Dan diharapkan dengan pembacaan Yasin dan zikir bersama turut mengingatkan bagi yang masih hidup bahwa kelak kematian cepat atau lambat pasti akan datang.
Agar tidak bengong biasanya keluarga sang mayit turut sibuk dengan menyiapkan hidangan bagi yang datang.
Ada juga yang menafsirkan dengan adanya acara keagamaan ini untuk melembutkan hati keluarga atau orang lain, apabila ada silang sengketa hutang piutang dan warisan.
Biasanya untuk keluarga yang tidak mampu, tetangga dan jemaah masjid/surau disekitarnya yang mengadakan acara yasinan ini.

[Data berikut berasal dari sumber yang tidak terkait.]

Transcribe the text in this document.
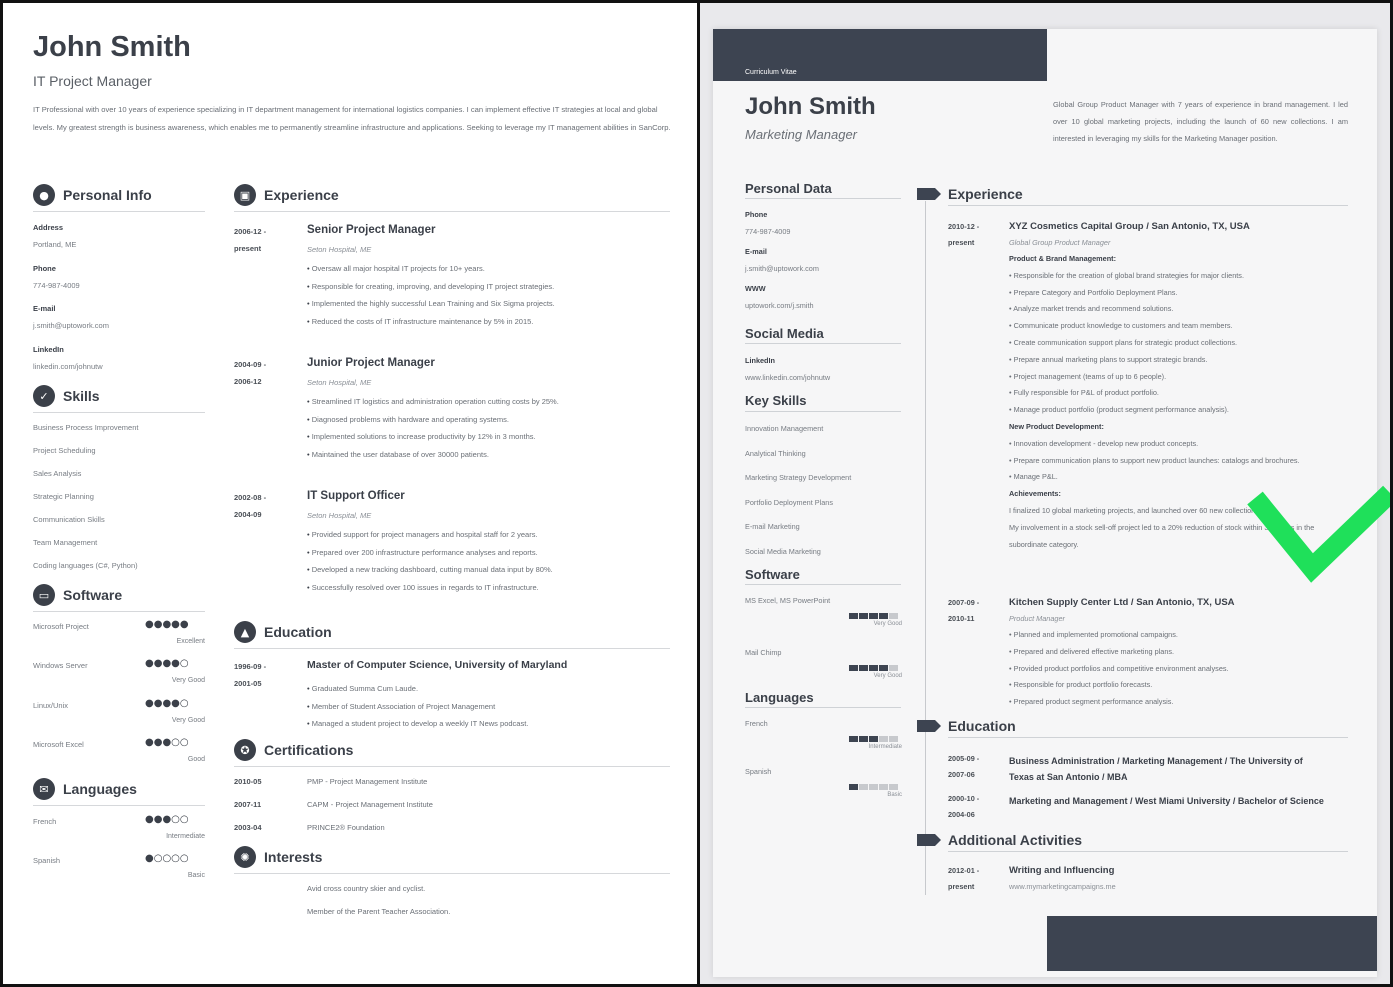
John Smith
IT Project Manager
IT Professional with over 10 years of experience specializing in IT department management for international logistics companies. I can implement effective IT strategies at local and global levels. My greatest strength is business awareness, which enables me to permanently streamline infrastructure and applications. Seeking to leverage my IT management abilities in SanCorp.
●	Personal Info
Address
Portland, ME
Phone
774-987-4009
E-mail
j.smith@uptowork.com
LinkedIn
linkedin.com/johnutw
✓	Skills
Business Process Improvement
Project Scheduling
Sales Analysis
Strategic Planning
Communication Skills
Team Management
Coding languages (C#, Python)
▭ Software
Microsoft Project	●●●●●
Excellent
Windows Server	●●●●○
Very Good
Linux/Unix	●●●●○
Very Good
Microsoft Excel	●●●○○
Good
✉	Languages
French	●●●○○
Intermediate
Spanish	●○○○○
Basic
▣ Experience
2006-12 -
present
Senior Project Manager
Seton Hospital, ME
• Oversaw all major hospital IT projects for 10+ years.
• Responsible for creating, improving, and developing IT project strategies.
• Implemented the highly successful Lean Training and Six Sigma projects.
• Reduced the costs of IT infrastructure maintenance by 5% in 2015.
2004-09 -
2006-12
Junior Project Manager
Seton Hospital, ME
• Streamlined IT logistics and administration operation cutting costs by 25%.
• Diagnosed problems with hardware and operating systems.
• Implemented solutions to increase productivity by 12% in 3 months.
• Maintained the user database of over 30000 patients.
2002-08 -
2004-09
IT Support Officer
Seton Hospital, ME
• Provided support for project managers and hospital staff for 2 years.
• Prepared over 200 infrastructure performance analyses and reports.
• Developed a new tracking dashboard, cutting manual data input by 80%.
• Successfully resolved over 100 issues in regards to IT infrastructure.
▲	Education
1996-09 -
2001-05
Master of Computer Science, University of Maryland
• Graduated Summa Cum Laude.
• Member of Student Association of Project Management
• Managed a student project to develop a weekly IT News podcast.
✪	Certifications
2010-05	PMP - Project Management Institute
2007-11	CAPM - Project Management Institute
2003-04	PRINCE2® Foundation
✺	Interests
Avid cross country skier and cyclist.
Member of the Parent Teacher Association.
Curriculum Vitae
John Smith
Marketing Manager
Global Group Product Manager with 7 years of experience in brand management. I led over 10 global marketing projects, including the launch of 60 new collections. I am interested in leveraging my skills for the Marketing Manager position.
Personal Data
Phone
774-987-4009
E-mail
j.smith@uptowork.com
WWW
uptowork.com/j.smith
Social Media
LinkedIn
www.linkedin.com/johnutw
Key Skills
Innovation Management
Analytical Thinking
Marketing Strategy Development
Portfolio Deployment Plans
E-mail Marketing
Social Media Marketing
Software
MS Excel, MS PowerPoint
Very Good
Mail Chimp
Very Good
Languages
French
Intermediate
Spanish
Basic
Experience
2010-12 -
present
XYZ Cosmetics Capital Group / San Antonio, TX, USA
Global Group Product Manager
Product & Brand Management:
• Responsible for the creation of global brand strategies for major clients.
• Prepare Category and Portfolio Deployment Plans.
• Analyze market trends and recommend solutions.
• Communicate product knowledge to customers and team members.
• Create communication support plans for strategic product collections.
• Prepare annual marketing plans to support strategic brands.
• Project management (teams of up to 6 people).
• Fully responsible for P&L of product portfolio.
• Manage product portfolio (product segment performance analysis).
New Product Development:
• Innovation development - develop new product concepts.
• Prepare communication plans to support new product launches: catalogs and brochures.
• Manage P&L.
Achievements:
I finalized 10 global marketing projects, and launched over 60 new collections.
My involvement in a stock sell-off project led to a 20% reduction of stock within 3 months in the subordinate category.
2007-09 -
2010-11
Kitchen Supply Center Ltd / San Antonio, TX, USA
Product Manager
• Planned and implemented promotional campaigns.
• Prepared and delivered effective marketing plans.
• Provided product portfolios and competitive environment analyses.
• Responsible for product portfolio forecasts.
• Prepared product segment performance analysis.
Education
2005-09 -
2007-06
Business Administration / Marketing Management / The University of Texas at San Antonio / MBA
2000-10 -
2004-06
Marketing and Management / West Miami University / Bachelor of Science
Additional Activities
2012-01 -
present
Writing and Influencing
www.mymarketingcampaigns.me
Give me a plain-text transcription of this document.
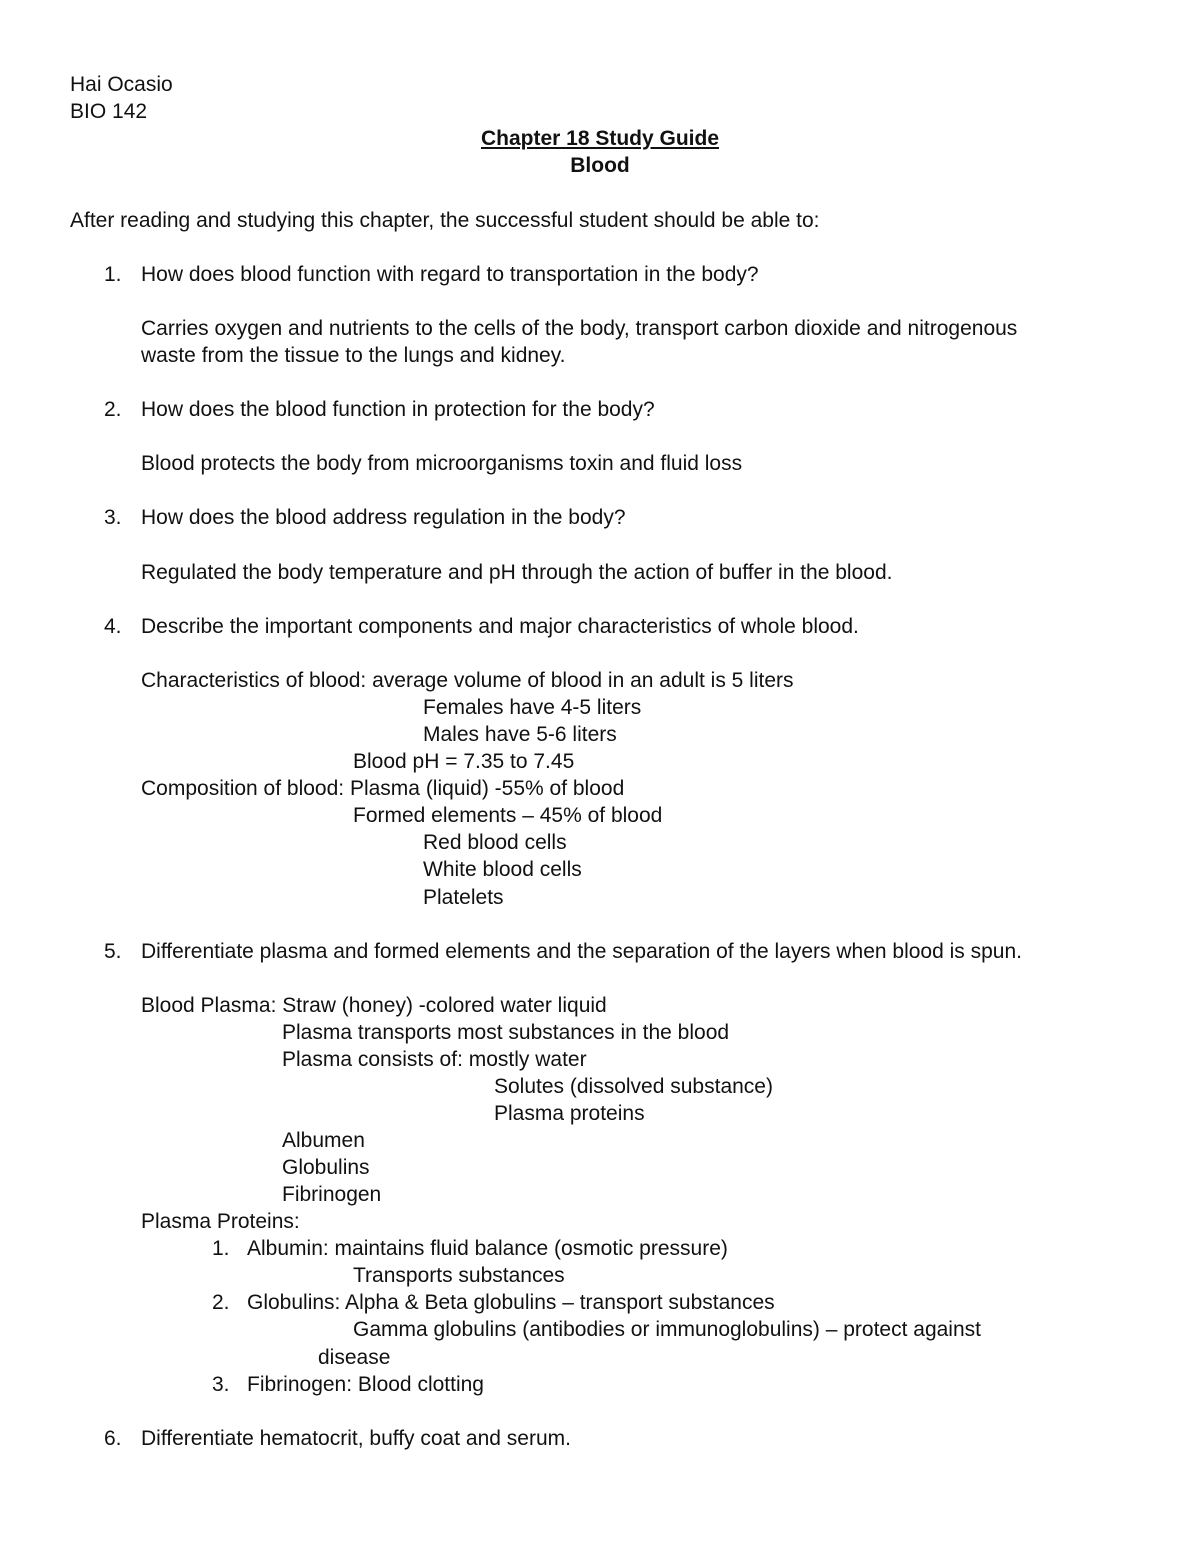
Hai Ocasio

BIO 142

Chapter 18 Study Guide

Blood

After reading and studying this chapter, the successful student should be able to:

1. How does blood function with regard to transportation in the body?

Carries oxygen and nutrients to the cells of the body, transport carbon dioxide and nitrogenous

waste from the tissue to the lungs and kidney.

2. How does the blood function in protection for the body?

Blood protects the body from microorganisms toxin and fluid loss

3. How does the blood address regulation in the body?

Regulated the body temperature and pH through the action of buffer in the blood.

4. Describe the important components and major characteristics of whole blood.

Characteristics of blood: average volume of blood in an adult is 5 liters

Females have 4-5 liters

Males have 5-6 liters

Blood pH = 7.35 to 7.45

Composition of blood: Plasma (liquid) -55% of blood

Formed elements – 45% of blood

Red blood cells

White blood cells

Platelets

5. Differentiate plasma and formed elements and the separation of the layers when blood is spun.

Blood Plasma: Straw (honey) -colored water liquid

Plasma transports most substances in the blood

Plasma consists of: mostly water

Solutes (dissolved substance)

Plasma proteins

Albumen

Globulins

Fibrinogen

Plasma Proteins:

1. Albumin: maintains fluid balance (osmotic pressure)

Transports substances

2. Globulins: Alpha & Beta globulins – transport substances

Gamma globulins (antibodies or immunoglobulins) – protect against

disease

3. Fibrinogen: Blood clotting

6. Differentiate hematocrit, buffy coat and serum.
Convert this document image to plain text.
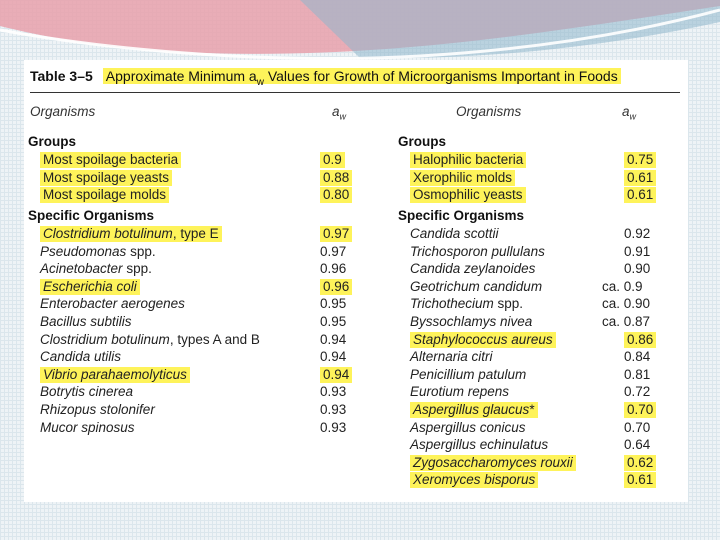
Table 3–5 Approximate Minimum $a_w$ Values for Growth of Microorganisms Important in Foods
Organisms	$a_w$
Groups
Most spoilage bacteria	0.9
Most spoilage yeasts	0.88
Most spoilage molds	0.80
Specific Organisms
Clostridium botulinum, type E	0.97
Pseudomonas spp.	0.97
Acinetobacter spp.	0.96
Escherichia coli	0.96
Enterobacter aerogenes	0.95
Bacillus subtilis	0.95
Clostridium botulinum, types A and B	0.94
Candida utilis	0.94
Vibrio parahaemolyticus	0.94
Botrytis cinerea	0.93
Rhizopus stolonifer	0.93
Mucor spinosus	0.93
Organisms	$a_w$
Groups
Halophilic bacteria	0.75
Xerophilic molds	0.61
Osmophilic yeasts	0.61
Specific Organisms
Candida scottii	0.92
Trichosporon pullulans	0.91
Candida zeylanoides	0.90
Geotrichum candidum	ca. 0.9
Trichothecium spp.	ca. 0.90
Byssochlamys nivea	ca. 0.87
Staphylococcus aureus	0.86
Alternaria citri	0.84
Penicillium patulum	0.81
Eurotium repens	0.72
Aspergillus glaucus*	0.70
Aspergillus conicus	0.70
Aspergillus echinulatus	0.64
Zygosaccharomyces rouxii	0.62
Xeromyces bisporus	0.61
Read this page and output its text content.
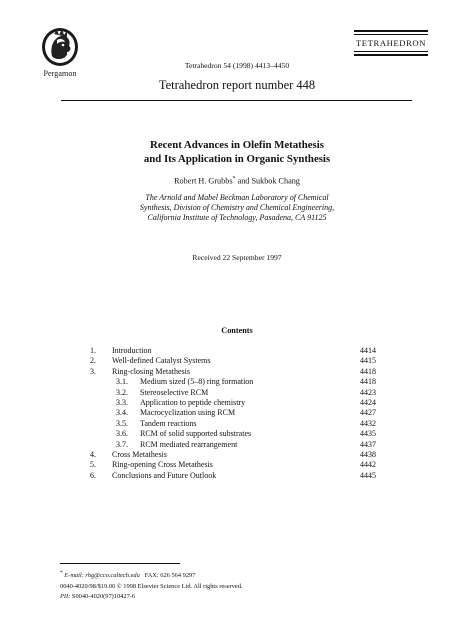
Pergamon
Tetrahedron 54 (1998) 4413–4450
Tetrahedron report number 448
TETRAHEDRON
Recent Advances in Olefin Metathesis
and Its Application in Organic Synthesis
Robert H. Grubbs* and Sukbok Chang
The Arnold and Mabel Beckman Laboratory of Chemical
Synthesis, Division of Chemistry and Chemical Engineering,
California Institute of Technology, Pasadena, CA 91125
Received 22 September 1997
Contents
1. Introduction	4414
2. Well-defined Catalyst Systems	4415
3. Ring-closing Metathesis	4418
3.1. Medium sized (5–8) ring formation	4418
3.2. Stereoselective RCM	4423
3.3. Application to peptide chemistry	4424
3.4. Macrocyclization using RCM	4427
3.5. Tandem reactions	4432
3.6. RCM of solid supported substrates	4435
3.7. RCM mediated rearrangement	4437
4. Cross Metathesis	4438
5. Ring-opening Cross Metathesis	4442
6. Conclusions and Future Outlook	4445
* E-mail: rhg@cco.caltech.edu FAX: 626 564 9297
0040-4020/98/$19.00 © 1998 Elsevier Science Ltd. All rights reserved.
PII: S0040-4020(97)10427-6
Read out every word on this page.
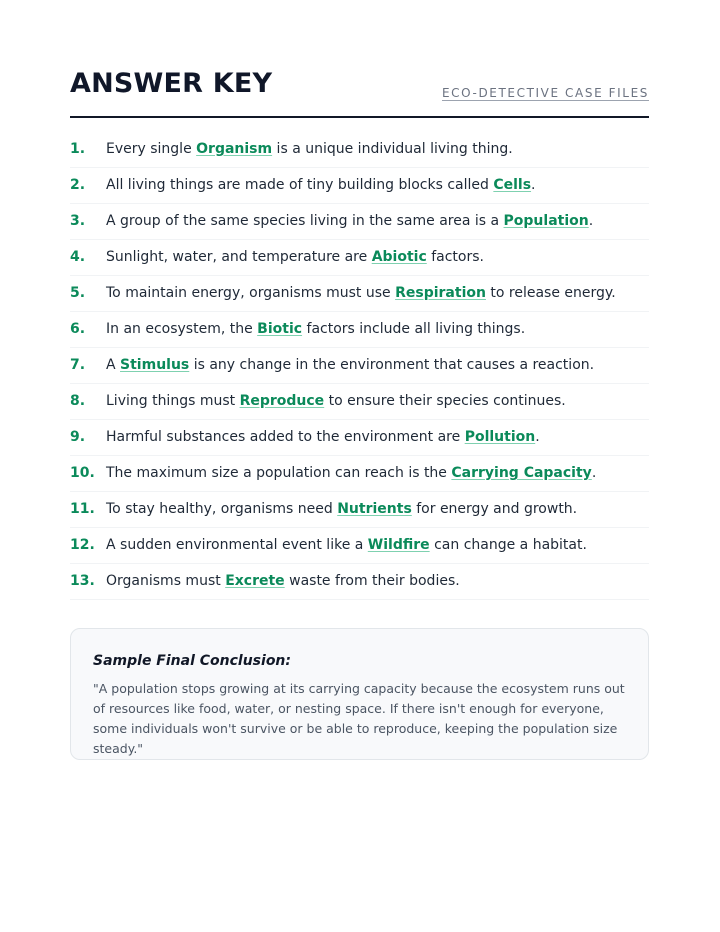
ANSWER KEY	ECO-DETECTIVE CASE FILES
1. Every single Organism is a unique individual living thing.
2. All living things are made of tiny building blocks called Cells.
3. A group of the same species living in the same area is a Population.
4. Sunlight, water, and temperature are Abiotic factors.
5. To maintain energy, organisms must use Respiration to release energy.
6. In an ecosystem, the Biotic factors include all living things.
7. A Stimulus is any change in the environment that causes a reaction.
8. Living things must Reproduce to ensure their species continues.
9. Harmful substances added to the environment are Pollution.
10. The maximum size a population can reach is the Carrying Capacity.
11. To stay healthy, organisms need Nutrients for energy and growth.
12. A sudden environmental event like a Wildfire can change a habitat.
13. Organisms must Excrete waste from their bodies.

Sample Final Conclusion:

"A population stops growing at its carrying capacity because the ecosystem runs out of resources like food, water, or nesting space. If there isn't enough for everyone, some individuals won't survive or be able to reproduce, keeping the population size steady."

4.                  Sikap Islam terhadap Kebudayaan
Islam, sebagaimana telah diterangkan di atas, datang untuk mengatur dan membimbing masyarakat menuju kepada kehidupan yang baik dan seimbang. Dengan demikian Islam tidaklah datang untuk menghancurkan budaya yang telah dianut suatu masyarakat, akan tetapi dalam waktu yang bersamaan Islam menginginkan agar umat manusia ini jauh dan terhindar dari hal-hal yang yang tidak bermanfaat dan membawa madlarat di dalam kehidupannya, sehingga Islam perlu meluruskan dan membimbing kebudayaan yang berkembang di masyarakat menuju kebudayaan yang beradab dan berkemajuan serta mempertinggi derajat kemanusiaan.
Prinsip semacam ini, sebenarnya telah menjiwai isi Undang-undang Dasar Negara Indonesia, pasal 32, walaupun secara praktik dan perinciannya terdapat perbedaan-perbedaan yang sangat menyolok. Dalam penjelasan UUD pasal 32, disebutkan : “ Usaha kebudayaan harus menuju ke arah kemajuan adab, budaya dan persatuan, dengan tidak menolak bahan-bahan baru dari kebudayaan asing yang dapat memperkembangkan atau memperkaya kebudayaan bangsa sendiri, serta mempertinggi derajat kemanusiaan bangsa Idonesia “.
Dari situ, Islam telah membagi budaya menjadi tiga macam :

Pertama : Kebudayaan yang tidak bertentangan dengan Islam.
Dalam kaidah fiqh disebutkan : “ al adatu muhakkamatun “ artinya bahwa adat istiadat dan kebiasaan suatu masyarakat, yang merupakan bagian dari budaya manusia, mempunyai pengaruh di dalam penentuan hukum. Tetapi yang perlu dicatat, bahwa kaidah tersebut hanya berlaku pada hal-hal yang belum ada ketentuannya dalam syareat, seperti ; kadar besar kecilnya mahar dalam pernikahan, di dalam masyarakat Aceh, umpamanya, keluarga wanita biasanya, menentukan jumlah mas kawin sekitar 50-100 gram emas. Dalam Islam budaya itu syah-syah saja, karena Islam tidak menentukan besar kecilnya mahar yang harus diberikan kepada wanita. Menentukan bentuk bangunan Masjid, dibolehkan memakai arsitektur Persia, ataupun arsitektur Jawa yang berbentuk Joglo.
Untuk hal-hal yang sudah ditetapkan ketentuan dan kreterianya di dalam Islam, maka adat istiadat dan kebiasaan suatu masyarakat tidak boleh dijadikan standar hukum. Sebagai contoh adalah apa yang di tulis oleh Ahmad Baaso dalam sebuah harian yang menyatakan bahwa menikah antar agama adalah dibolehkan dalam Islam dengan dalil “ al adatu muhakkamatun “ karena nikah antar agama sudah menjadi budaya suatu masyarakat, maka dibolehkan dengan dasar kaidah di atas. Pernyataan seperti itu tidak benar, karena Islam telah menetapkan bahwa seorang wanita muslimah tidak diperkenankan menikah dengan seorang kafir.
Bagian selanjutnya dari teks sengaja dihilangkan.